I think this is just a slight misunderstanding with how the yardstick probability metrics are supposed to work.
First, note that you don't actually need the factor estimate column in your metric calculation. You really only need the class probability predictions for the event of interest (here you call that estimate_val).
That's good news, because yardstick doesn't actually support supplying both the hard class predictions through estimate and the soft class probability predictions at the same time.
We also need to refactor your metric function to take ... rather than estimate_val. Most class probability functions take ... because they support truth columns with >2 levels, which requires supplying multiple columns of class probabilities through .... You seem to want to only support binary truth columns, which is fine, but you still need to conform to the standard prob-metric signature to make this work.
So it should look something like this:
(Also note that it you want to use this with parallel tuning, then you'll have to put your metric in a true R package and supply it to the pkgs argument of tune::control_grid(pks = ) to ensure the metric function is available on the workers. See Custom metrics don't seem to work with parallel processing · Issue #479 · tidymodels/tune · GitHub)
library(tidyverse)
library(tidymodels)
library(modeldata)
# metric ------------------------------------------------------------------
# get the correct event level
truth_event_level <- function(truth, event_level) {
if (identical(event_level, "first")) {
levels(truth)[[1]]
} else {
levels(truth)[[2]]
}
}
# control what type of data can be used
finalize_estimator_internal.ef1 <- function(metric_dispatcher, x, estimator) {
validate_estimator(estimator, estimator_override = "binary")
if(!is.null(estimator)) {
return(estimator)
}
lvls <- levels(x)
if(length(lvls) > 2) {
stop("A multiclass `truth` input was provided, but only `binary` is supported.")
}
"binary"
}
# vector implementation
ef1_vec <- function(truth,
estimate,
estimator = NULL,
event_level = "first",
na_rm = TRUE) {
estimator <- finalize_estimator(truth, estimator, metric_class = "ef1")

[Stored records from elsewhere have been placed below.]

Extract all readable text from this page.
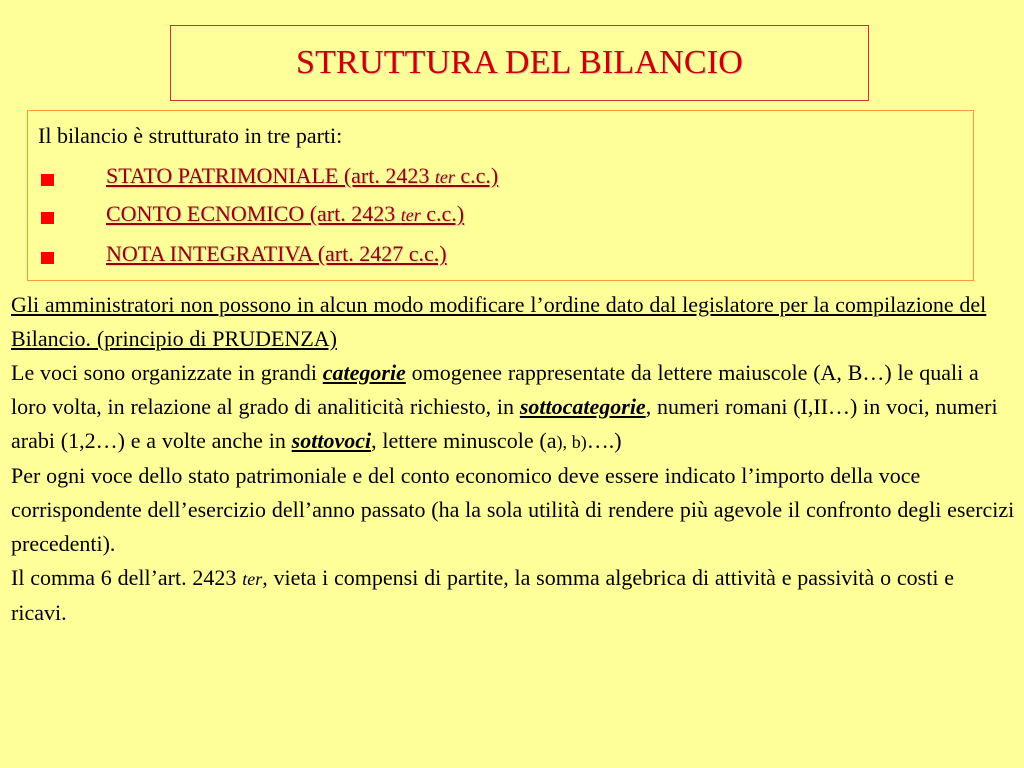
STRUTTURA DEL BILANCIO
Il bilancio è strutturato in tre parti:
STATO PATRIMONIALE (art. 2423 ter c.c.)
CONTO ECNOMICO (art. 2423 ter c.c.)
NOTA INTEGRATIVA (art. 2427 c.c.)
Gli amministratori non possono in alcun modo modificare l’ordine dato dal legislatore per la compilazione del Bilancio. (principio di PRUDENZA)
Le voci sono organizzate in grandi categorie omogenee rappresentate da lettere maiuscole (A, B…) le quali a loro volta, in relazione al grado di analiticità richiesto, in sottocategorie, numeri romani (I,II…) in voci, numeri arabi (1,2…) e a volte anche in sottovoci, lettere minuscole (a), b)….)
Per ogni voce dello stato patrimoniale e del conto economico deve essere indicato l’importo della voce corrispondente dell’esercizio dell’anno passato (ha la sola utilità di rendere più agevole il confronto degli esercizi precedenti).
Il comma 6 dell’art. 2423 ter, vieta i compensi di partite, la somma algebrica di attività e passività o costi e ricavi.
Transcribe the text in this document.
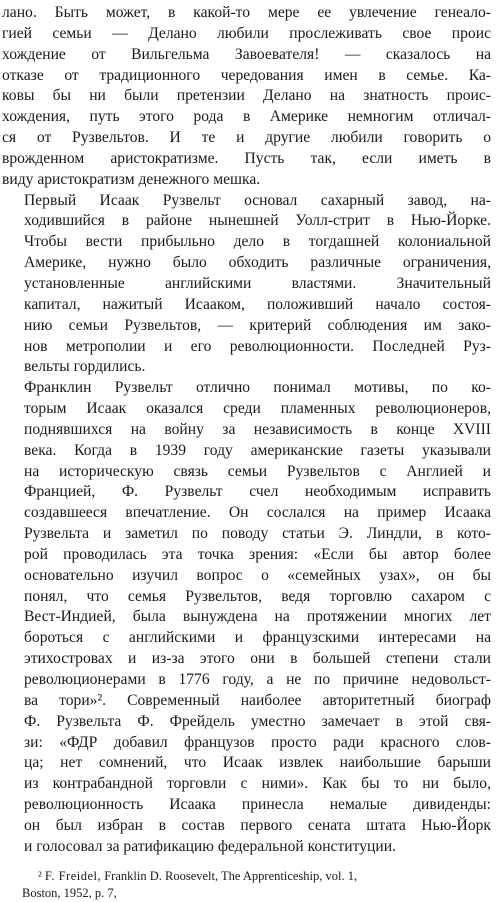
лано. Быть может, в какой-то мере ее увлечение генеало-
гией семьи — Делано любили прослеживать свое проис
хождение от Вильгельма Завоевателя! — сказалось на
отказе от традиционного чередования имен в семье. Ка-
ковы бы ни были претензии Делано на знатность проис-
хождения, путь этого рода в Америке немногим отличал-
ся от Рузвельтов. И те и другие любили говорить о
врожденном аристократизме. Пусть так, если иметь в
виду аристократизм денежного мешка.
Первый Исаак Рузвельт основал сахарный завод, на-
ходившийся в районе нынешней Уолл-стрит в Нью-Йорке.
Чтобы вести прибыльно дело в тогдашней колониальной
Америке, нужно было обходить различные ограничения,
установленные английскими властями. Значительный
капитал, нажитый Исааком, положивший начало состоя-
нию семьи Рузвельтов, — критерий соблюдения им зако-
нов метрополии и его революционности. Последней Руз-
вельты гордились.
Франклин Рузвельт отлично понимал мотивы, по ко-
торым Исаак оказался среди пламенных революционеров,
поднявшихся на войну за независимость в конце XVIII
века. Когда в 1939 году американские газеты указывали
на историческую связь семьи Рузвельтов с Англией и
Францией, Ф. Рузвельт счел необходимым исправить
создавшееся впечатление. Он сослался на пример Исаака
Рузвельта и заметил по поводу статьи Э. Линдли, в кото-
рой проводилась эта точка зрения: «Если бы автор более
основательно изучил вопрос о «семейных узах», он бы
понял, что семья Рузвельтов, ведя торговлю сахаром с
Вест-Индией, была вынуждена на протяжении многих лет
бороться с английскими и французскими интересами на
этихостровах и из-за этого они в большей степени стали
революционерами в 1776 году, а не по причине недовольст-
ва тори»². Современный наиболее авторитетный биограф
Ф. Рузвельта Ф. Фрейдель уместно замечает в этой свя-
зи: «ФДР добавил французов просто ради красного слов-
ца; нет сомнений, что Исаак извлек наибольшие барыши
из контрабандной торговли с ними». Как бы то ни было,
революционность Исаака принесла немалые дивиденды:
он был избран в состав первого сената штата Нью-Йорк
и голосовал за ратификацию федеральной конституции.
² F. Freidel, Franklin D. Roosevelt, The Apprenticeship, vol. 1,
Boston, 1952, p. 7,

ef1_impl <- function(truth, estimate) {
col <- truth_event_level(truth, event_level)
N <- length(truth)
A <- sum(truth == col)
df <- bind_cols(truth = truth, estimate = estimate) %>%
arrange(-estimate) %>%
slice_head(prop = 0.1) %>%
group_by(truth) %>%
tally()
# there's probably a better way of getting the event name, but this works for now
a <- filter(df, truth == col)$n
n <- sum(df$n)
(a / n) / (A / N)
}
metric_vec_template(
metric_impl = ef1_impl,
truth = truth,
estimate = estimate,
estimator = estimator,
na_rm = na_rm,
cls = c("factor", "numeric")
)
}
# data frame implementation
ef1 <- function(data, ...) {
UseMethod("ef1")
}
ef1 <- new_prob_metric(ef1, direction = "maximize")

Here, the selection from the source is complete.